Summer term. Two words that can make any student break a sweat, and not just at the thought of endless hours gazing out of the library window at the glorious sunshine and the impending doom of exams, but for the myriad of other stressful things that summer brings…
1. Letting go of the jumper
University has made me a big fan of the jumper. A good jumper can see you through hangovers, post Nisa-binge food babies, and can cover up the fact that you only have the last holey t-shirt with cute little deodorant patches left until you can afford to top-up your laundry card.
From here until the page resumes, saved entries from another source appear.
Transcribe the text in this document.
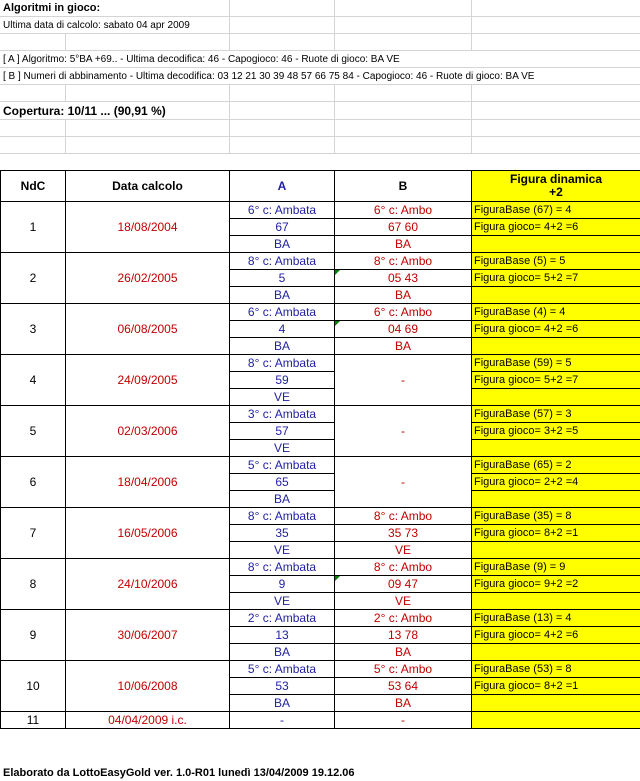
Algoritmi in gioco:
Ultima data di calcolo: sabato 04 apr 2009
[ A ] Algoritmo: 5°BA +69.. - Ultima decodifica: 46 - Capogioco: 46 - Ruote di gioco: BA VE
[ B ] Numeri di abbinamento - Ultima decodifica: 03 12 21 30 39 48 57 66 75 84 - Capogioco: 46 - Ruote di gioco: BA VE
Copertura: 10/11 ... (90,91 %)
NdC	Data calcolo	A	B	Figura dinamica
+2
1	18/08/2004	6° c: Ambata	6° c: Ambo	FiguraBase (67) = 4
		67	67 60	Figura gioco= 4+2 =6
		BA	BA	
2	26/02/2005	8° c: Ambata	8° c: Ambo	FiguraBase (5) = 5
		5	05 43	Figura gioco= 5+2 =7
		BA	BA	
3	06/08/2005	6° c: Ambata	6° c: Ambo	FiguraBase (4) = 4
		4	04 69	Figura gioco= 4+2 =6
		BA	BA	
4	24/09/2005	8° c: Ambata	-	FiguraBase (59) = 5
		59		Figura gioco= 5+2 =7
		VE		
5	02/03/2006	3° c: Ambata	-	FiguraBase (57) = 3
		57		Figura gioco= 3+2 =5
		VE		
6	18/04/2006	5° c: Ambata	-	FiguraBase (65) = 2
		65		Figura gioco= 2+2 =4
		BA		
7	16/05/2006	8° c: Ambata	8° c: Ambo	FiguraBase (35) = 8
		35	35 73	Figura gioco= 8+2 =1
		VE	VE	
8	24/10/2006	8° c: Ambata	8° c: Ambo	FiguraBase (9) = 9
		9	09 47	Figura gioco= 9+2 =2
		VE	VE	
9	30/06/2007	2° c: Ambata	2° c: Ambo	FiguraBase (13) = 4
		13	13 78	Figura gioco= 4+2 =6
		BA	BA	
10	10/06/2008	5° c: Ambata	5° c: Ambo	FiguraBase (53) = 8
		53	53 64	Figura gioco= 8+2 =1
		BA	BA	
11	04/04/2009 i.c.	-	-	
Elaborato da LottoEasyGold ver. 1.0-R01 lunedì 13/04/2009 19.12.06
Then the sun comes out and all bets are off: sartorially speaking, you cannot win. Go ahead, reveal your reluctant swathes of bare flesh in the vain hope that you won’t gain dodgy tan lines and an interesting array of gnat bites. Alternatively, you could always opt for jeans or good old black tights, causing everyone to shout “what are you doing in them?! You’re making me hot just looking at you! Relax, kick back, peel off your layers” in a way that makes you feel like you’ve come out accidentally wearing your nun’s habit, again, what are you LIKE?
Definitely a good idea. So cute, so carefree. Shifting every ten minutes to find another patch of sun whilst eating limp carrot-sticks in warm hummus and half-melted chocolate fingers, an array of handbags arranged about your person so that your one and only summery dress doesn’t fly up and flash innocent passers-by, all whilst cultivating some interesting grass imprints on the backs of your thighs is 100% going to look good on Instagram. Give it a decent filter though, sun’s gone in.
3. Holidays with your new friends
So you’re panicking about how you’ll manage through the long, lonely summer without each other. Who else will come home from a night out and indulge in screamingly gross, mayonnaise covered foods, intense bitching and generally glorious squalor with you? You’ve come to terms with the facts that you probably won’t work, won’t get a last minute summer internship and won’t make it on that three-month trip to the Galapagos Islands.
You decide to pool your resources and spend maximum time drinking anywhere abroad somewhere cultured. You compare calendars and realise there’s a window of around two days in June that you can all do. Someone mentions the time there was turbulence on their plane journey and they did a small, but real, wee in their pants. You narrow the plane journey down to two hours. You attempt to sell Birmingham Airport as a “central location” to fly from, despite you being the only person that doesn’t live in London. You have a huge, tearful argument about whether Barcelona or Madrid will have the best nightlife. You eventually end up spending two nights in a hostel next to a gay bar in Berlin, sharing a room with two perky Canadian girls that all your male friends immediately attempt to pull.
4. At least you’re saving money on heating though, right?
Right. And you know what’s also a money saver? Don’t bother with the sauna, just go about your business cooking dinner in your lovely communal kitchen, and enjoy the steamy windows, sticky fringes and thick, treacle-y air as you chow down on those potato smileys.
5. Prolonged day drinking
Everyone loves a lengthy session in the beer garden, granted. We are DONE with sipping hot chocolate in coffee shops. We want to guzzle pints of cider in the sunshine. We want to be cajoled into buying our tenth round even though we’re definitely only a few sips into our pint. And okay, so maybe we did pass out halfway through that game of rounders and end up snogging a wasp, but yes we definitely do want that pitcher of Pimms if you’re getting one in, thanks.